Firms increasingly allowing staff to use personal laptops for work says Gartner, opening up data security challenge
Firms are increasingly allowing staff to use personal notebooks for work, opening up a can of worms when it comes to data and document management, says analyst Gartner.
The analyst questioned 530 IT managers in the UK, Germany and the US, at firms employing over 500, and found that over 40% of firms now have a policy in place regarding the use of employee-owned PCs.
Respondents said they expect the average number of workers using employee-owned notebooks as their primary work PC to increase from 10% in 2009 to 14% by mid-2010.
During the past two years, nine out of ten companies have addressed the issue of employee-owned devices. Nearly half (48%) prohibit their use outright, but many others (43%) have specific policies that allow their use. How comprehensive these policies are when it comes to security and data management is key though.
“While employee-owned notebook programmes started to appear a couple of years ago, the acceptance of such schemes by organisations varies greatly,” said Gartner analyst Annette Jump. However, in the current climate of cost containment, large businesses are exploring all possibilities offered by alternative client computing architectures and device solutions, and that includes employee-owned PCs,” she said.
The Gartner survey found that service companies, such as insurance and telecommunications companies, are more likely to allow employee-owned PCs than organisations in the manufacturing, wholesale or government sectors. There were also differences from a country point of view, with 60% of the German companies in the survey currently allowing the use of employee-owned PCs, versus only 30% of US and UK companies.
Gartner said firms should allow corporate virtual machines to run on staff personal notebooks.

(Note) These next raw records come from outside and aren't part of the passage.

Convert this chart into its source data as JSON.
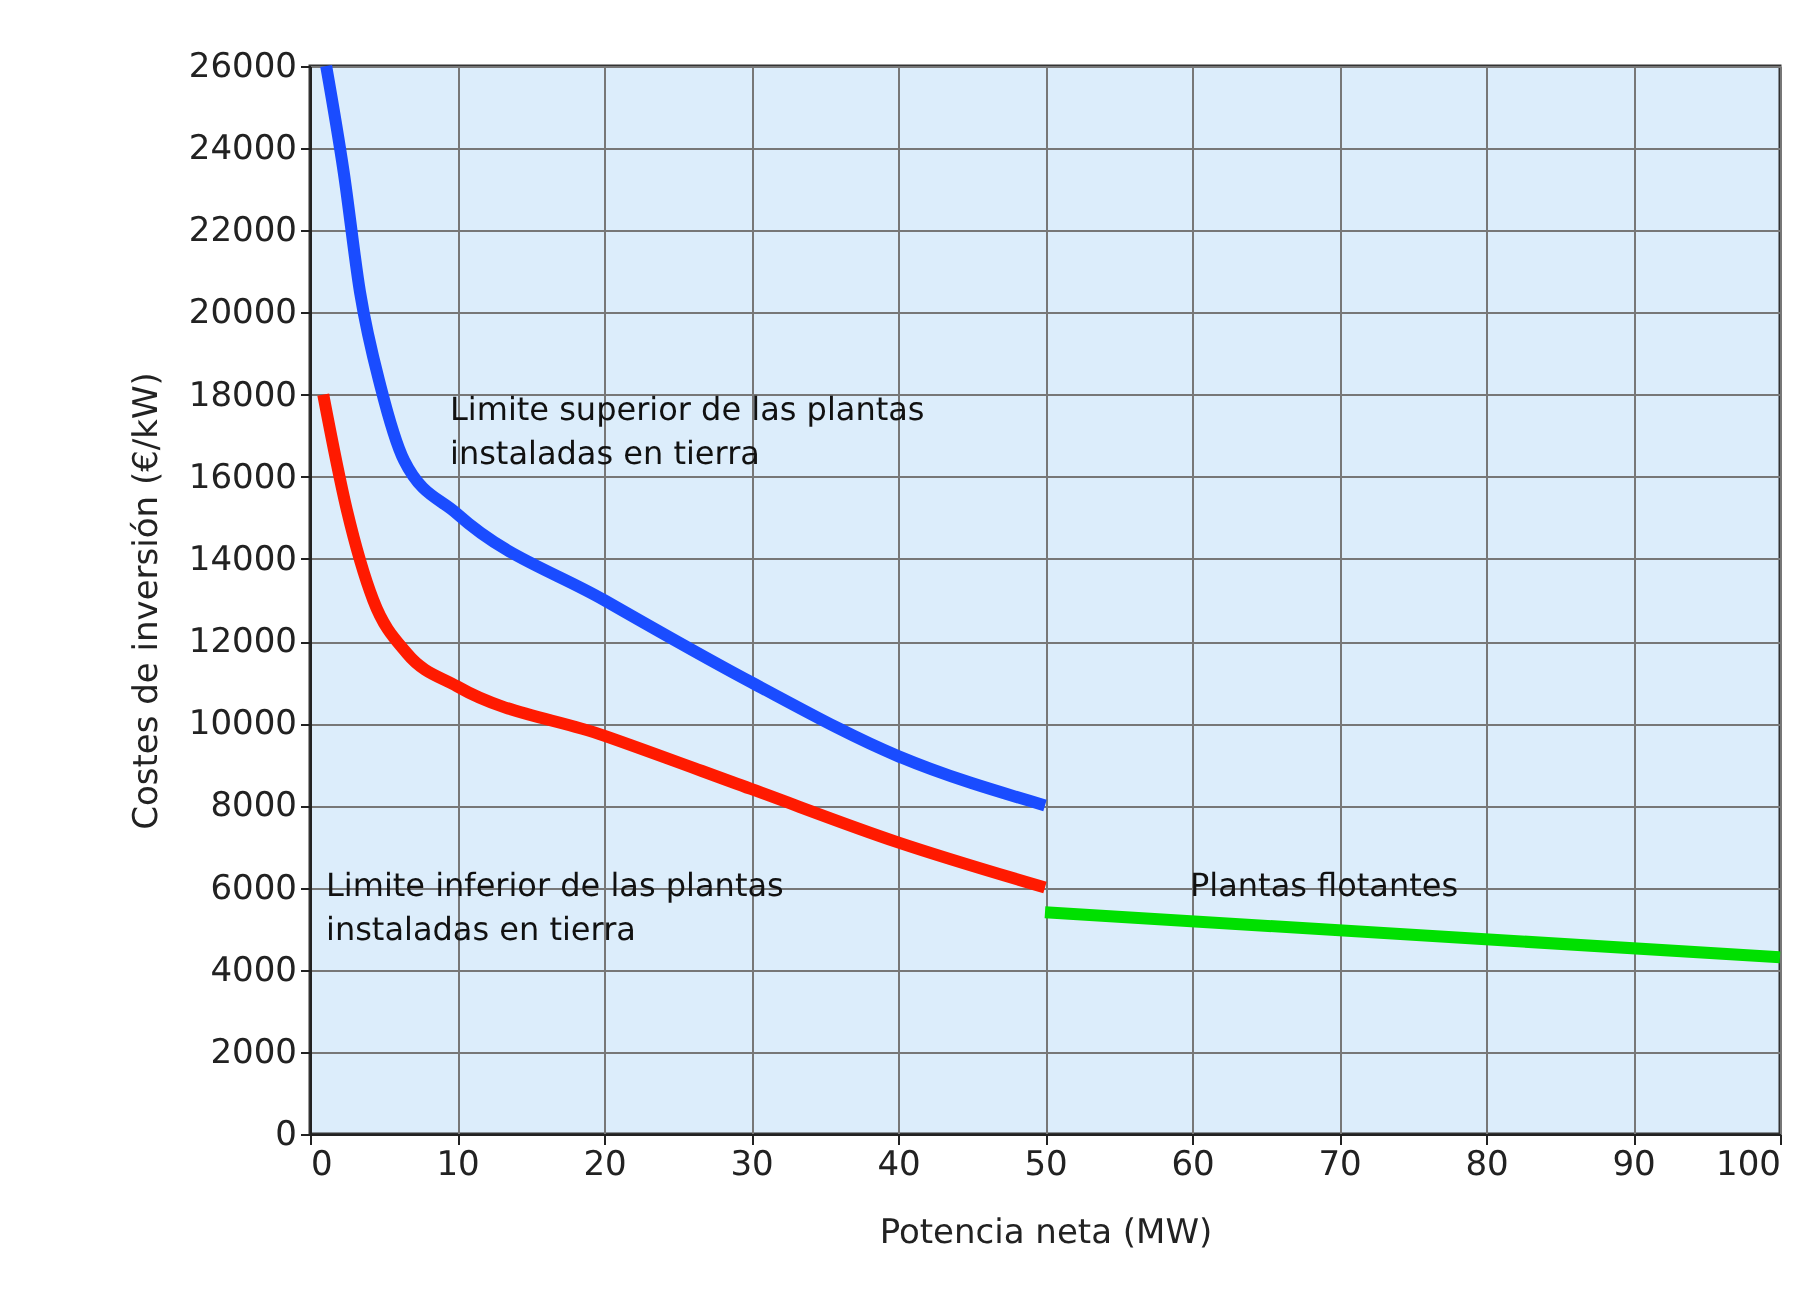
{
  "chart_data": {
    "type": "line",
    "xlabel": "Potencia neta (MW)",
    "ylabel": "Costes de inversión (€/kW)",
    "xlim": [
      0,
      100
    ],
    "xticks": [
      0,
      10,
      20,
      30,
      40,
      50,
      60,
      70,
      80,
      90,
      100
    ],
    "ylim": [
      0,
      26000
    ],
    "yticks": [
      0,
      2000,
      4000,
      6000,
      8000,
      10000,
      12000,
      14000,
      16000,
      18000,
      20000,
      22000,
      24000,
      26000
    ],
    "grid": true,
    "marker": "none",
    "line_style": "solid",
    "series": [
      {
        "color": "#1a4cff",
        "x": [
          1.1,
          2.3,
          3.4,
          4.8,
          6.4,
          10,
          20,
          30,
          40,
          50
        ],
        "values": [
          26000,
          23400,
          20500,
          18200,
          16400,
          15100,
          13000,
          11000,
          9200,
          8000
        ]
      },
      {
        "color": "#ff1a00",
        "x": [
          0.9,
          2.5,
          4.3,
          6.6,
          10,
          20,
          30,
          40,
          50
        ],
        "values": [
          18000,
          15200,
          13000,
          11700,
          10900,
          9700,
          8400,
          7100,
          6000
        ]
      },
      {
        "color": "#00e000",
        "x": [
          50,
          100
        ],
        "values": [
          5400,
          4300
        ]
      }
    ],
    "annotations": [
      "Limite superior de las plantas\ninstaladas en tierra",
      "Limite inferior de las plantas\ninstaladas en tierra",
      "Plantas flotantes"
    ]
  }
}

This would see the operating system being partitioned to manage work and personal data separately. Compared with less-managed deployment scenarios, said Gartner, a managed virtual machine on an employee-owned notebook offers total cost of ownership (TCO) savings of between 9% and 40% when compared with company provided notebooks.
Gartner maintains that most of the cost savings with employee-owned notebooks are in indirect management costs. The direct costs of a virtual machine on an employee-owned notebook are actually higher than for a company-provided notebook, but this is more than compensated for by greater worker satisfaction and potential increased productivity, said the analyst.